Her head stopped reeling! She found her voice at last. She wasn’t going to take this filthy behaviour from him.

“Oh Really? A pregnant wife needs care?  You suddenly recall that you are married?” She was laughing hysterically! Her arms clapping, dress flying in the strong winds, she was choking, sobbing and laughing all at the same time. Dust and solitary petals were flying in the ensuing storm

“Why didn’t you tell me?  You cheat! Why? Why did u fool me? She lunged forward screaming indignantly.

“Fool you?” He shoved her throwing her off balance.” Just because someone extends his arms to save you from an accident ……… I SHOULD HAVE NEVER SAVED YOU! “His voice was booming, “And you begin meet him regularly need not necessarily lead to such a careless situation. It is your doing! Did I force myself on you?” He barked. 

“How dare you… how dare you,” she trembled getting up.  “Why didn’t you tell me that you were married? WHY DID YOU START TO SEE ME ? Why the flowers, the meetings and spending time with each other?” She was overwrought 

The Gulmohar tree seem to come crashing down upon her!

Did u ask me, eh? Did I meet you every single day?” Regular couples meet daily; they go out every day. Is it my mistake if love and marriage was in your head?” he argued back heatedly, perspiring and scratching his brow. “And flowers? Oh come on, THEY ARE GIFTED TO THE GRAVES TOO!”

She cut him short in an uncontrollable pleading voice,” But what will we do now?” 

“We? I really don’t know what you will do now!”

Bombarding her, he started walking backwards from the mound towards the road.

“Listen, please!”  She was crying…She was feeling helpless. This shock was unexpected.

“Just lay off, he warned menacingly as he stepped onto the road. The sound of a racing truck almost covered the next part of his sentence, “Remember, I love my wife, love is kept aside for the right pers………”

She heard his words almost incoherently but she heard his scream quite audibly as the truck went over him.

Blood splattered, he lay on the road, she stood at the side like a statue. There was no one around. This was a road rarely used except by an odd speeding truck once in a way.

She walked up to him. She was in a transition mode from that of intense agitation to the basics of tranquillity.

He raised his arm towards her, seeking help. His voice played in her mind, “I SHOULD HAVE NEVER SAVED YOU …….” She observed him with zero feelings.

His single intact eye was dripping blood in the eye lashes, he was inaudible, his face softened like a helpless deer stuck in quick sand expecting a saviour to reach.

A replay of his dialogue went inside her head, “GO AWAY!”

He tried to drag himself with whatever was left of him. He tried to reach out to her dress.

Her head spoke his last words, “Love is kept aside for the right person.” She took a step back, making his reach unsuccessful.

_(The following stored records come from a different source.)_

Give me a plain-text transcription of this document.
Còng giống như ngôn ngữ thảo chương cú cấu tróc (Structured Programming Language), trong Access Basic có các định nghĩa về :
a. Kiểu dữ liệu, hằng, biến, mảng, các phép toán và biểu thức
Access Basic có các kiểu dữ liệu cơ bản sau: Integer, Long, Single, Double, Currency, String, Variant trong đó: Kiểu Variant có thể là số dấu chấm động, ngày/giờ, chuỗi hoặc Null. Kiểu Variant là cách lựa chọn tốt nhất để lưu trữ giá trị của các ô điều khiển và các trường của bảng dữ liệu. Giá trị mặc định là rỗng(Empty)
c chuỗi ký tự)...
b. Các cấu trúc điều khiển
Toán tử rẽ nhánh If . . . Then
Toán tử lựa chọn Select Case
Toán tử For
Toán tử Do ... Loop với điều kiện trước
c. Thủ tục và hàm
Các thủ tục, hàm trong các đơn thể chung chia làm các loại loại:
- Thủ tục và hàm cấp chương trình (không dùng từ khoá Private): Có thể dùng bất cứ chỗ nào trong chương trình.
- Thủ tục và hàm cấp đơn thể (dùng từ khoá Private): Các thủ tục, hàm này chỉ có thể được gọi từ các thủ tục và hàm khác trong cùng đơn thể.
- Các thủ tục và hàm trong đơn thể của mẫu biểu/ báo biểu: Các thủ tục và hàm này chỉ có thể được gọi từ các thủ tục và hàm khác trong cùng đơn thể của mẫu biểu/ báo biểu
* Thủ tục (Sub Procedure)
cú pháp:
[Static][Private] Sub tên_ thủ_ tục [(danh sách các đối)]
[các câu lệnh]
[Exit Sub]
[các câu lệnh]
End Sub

As the minutes ticked by, she viewed his imploring eye with disdain.

And as his breaths ebbed away, hers came back. 

She sighed, looked up at the Gulmohar tree in relief. It had quietened down. It stood, lifeless, not a leaf nor flower moved as she walked back with her report. 

 She walked back home.

She walked back to reality.

She walked back to her life.

“Flowers are gifted to the grave too,” Samiksha whispered those very casual words, loud and clear as she placed the bouquet of “fifty white roses with a solitary red bud in the middle” at Sebastian’s grave.